Since starting the program, the Medical Center has expanded its licensures for additional outpatient programs, including adolescent services. Additionally, the team has introduced family nights to provide education about substance use disorders, treatment options, and recovery. In 2024, the program served 3,938 individuals with inpatient care and provided 17,613 units of intensive outpatient care to patients throughout New Jersey. On the office-based addiction treatment level of care, providers have supported and maintained 1,560 individuals in treatment for substance use disorder services. Rates of treatment refusal post-discharge have decreased from 21 percent in 2022 to 12 percent in 2024. The rate of leaving against medical advice also dropped, from 13.59 percent in 2022 to 8.6 percent in 2024.  

Advancing Hypertension Control in Disparate Populations

ECMC, in Buffalo, N.Y., developed the Advancing Hypertension Control in Disparate Populations through Comprehensive Remote Patient Monitoring program in response to a community needs assessment that showed high rates of hypertension among patients, including 56 percent of Black patients. Needs assessment data also demonstrated that this patient population faced significant barriers to hypertension treatment, such as lack of transportation. By leveraging self-measured blood pressure monitoring, telehealth, and coordinated care, the program aims to improve patient engagement, enhance health care access, and achieve better clinical outcomes for individuals at risk for and diagnosed with hypertension.   

Participants receive a validated blood pressure cuff at no cost and attend telehealth visits to assist with monitoring health behaviors. Resources allocated to sustain the program include dedicated hospital staff and funding from multiple organizations, including The Buffalo Center for Health Equity, Highmark, Univera, and Independent Health. A partnership with the American Heart Association supported blood pressure kiosks and community screenings.   

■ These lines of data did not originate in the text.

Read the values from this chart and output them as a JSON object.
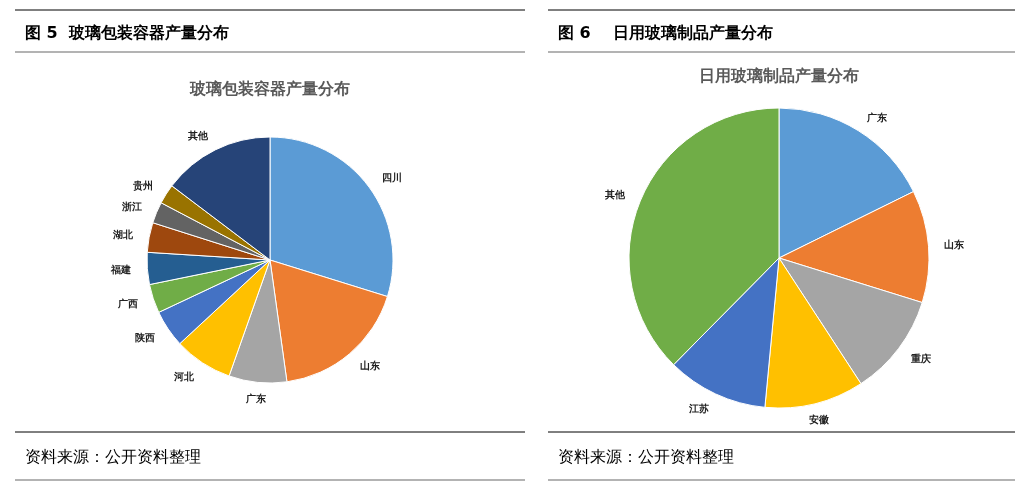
{
  "chart_data": [
    {
      "type": "pie",
      "title": "图 5  玻璃包装容器产量分布",
      "subtitle": "玻璃包装容器产量分布",
      "categories": [
        "四川",
        "山东",
        "广东",
        "河北",
        "陕西",
        "广西",
        "福建",
        "湖北",
        "浙江",
        "贵州",
        "其他"
      ],
      "values": [
        29.8,
        18.0,
        7.6,
        7.7,
        4.9,
        3.8,
        4.2,
        3.9,
        2.8,
        2.6,
        14.7
      ],
      "colors": [
        "#5b9bd5",
        "#ed7d31",
        "#a5a5a5",
        "#ffc000",
        "#4472c4",
        "#70ad47",
        "#255e91",
        "#9e480e",
        "#636363",
        "#997300",
        "#264478"
      ],
      "annotations": [
        "资料来源：公开资料整理"
      ]
    },
    {
      "type": "pie",
      "title": "图 6    日用玻璃制品产量分布",
      "subtitle": "日用玻璃制品产量分布",
      "categories": [
        "广东",
        "山东",
        "重庆",
        "安徽",
        "江苏",
        "其他"
      ],
      "values": [
        17.7,
        12.1,
        11.0,
        10.7,
        10.9,
        37.6
      ],
      "colors": [
        "#5b9bd5",
        "#ed7d31",
        "#a5a5a5",
        "#ffc000",
        "#4472c4",
        "#70ad47"
      ],
      "annotations": [
        "资料来源：公开资料整理"
      ]
    }
  ]
}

Patients and families played a key role in developing this program by providing feedback on behavioral intentions, perceived control of access to care, and hypertension management. To reach beyond patients attributed to the health system, ECMC partnered with community-focused organizations, such as the Independent Health Association, to identify individuals with unmet health care needs and provide accessible health services to underserved Buffalo neighborhoods. Together, these organizations and ECMC hold community events to educate individuals on hypertension and familiarize the community with this program.   

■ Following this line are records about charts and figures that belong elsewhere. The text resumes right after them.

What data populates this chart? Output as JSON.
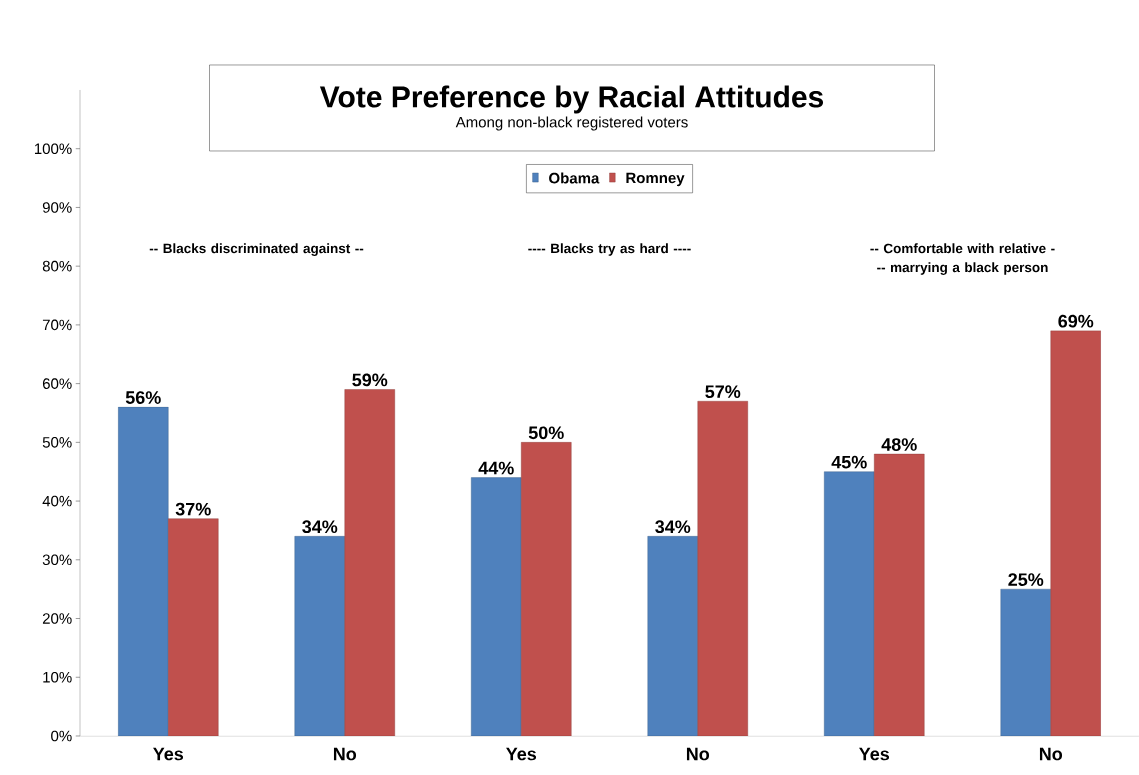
{
  "chart_data": {
    "type": "bar",
    "title": "Vote Preference by Racial Attitudes",
    "subtitle": "Among non-black registered voters",
    "categories": [
      "Yes",
      "No",
      "Yes",
      "No",
      "Yes",
      "No"
    ],
    "series": [
      {
        "name": "Obama",
        "color": "#4f81bd",
        "values": [
          56,
          34,
          44,
          34,
          45,
          25
        ],
        "value_labels": [
          "56%",
          "34%",
          "44%",
          "34%",
          "45%",
          "25%"
        ]
      },
      {
        "name": "Romney",
        "color": "#c0504d",
        "values": [
          37,
          59,
          50,
          57,
          48,
          69
        ],
        "value_labels": [
          "37%",
          "59%",
          "50%",
          "57%",
          "48%",
          "69%"
        ]
      }
    ],
    "annotations": [
      "-- Blacks discriminated against --",
      "---- Blacks try as hard ----",
      "-- Comfortable with relative --- marrying a black person"
    ],
    "ylim": [
      0,
      110
    ],
    "yticks": [
      {
        "value": 0,
        "label": "0%"
      },
      {
        "value": 10,
        "label": "10%"
      },
      {
        "value": 20,
        "label": "20%"
      },
      {
        "value": 30,
        "label": "30%"
      },
      {
        "value": 40,
        "label": "40%"
      },
      {
        "value": 50,
        "label": "50%"
      },
      {
        "value": 60,
        "label": "60%"
      },
      {
        "value": 70,
        "label": "70%"
      },
      {
        "value": 80,
        "label": "80%"
      },
      {
        "value": 90,
        "label": "90%"
      },
      {
        "value": 100,
        "label": "100%"
      }
    ],
    "legend": "top",
    "grid": false
  }
}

Since 2022, ECMC has enrolled more than 900 primary care patients in the program. More than 50 percent of enrolled patients have experienced a significant reduction in their systolic blood pressure. The hypertension control rate among ECMC primary care clinics increased from 44.2 to 69 percent. Additionally, patients with hypertension who are not enrolled in the program utilize emergency services 56 percent more often than program participants.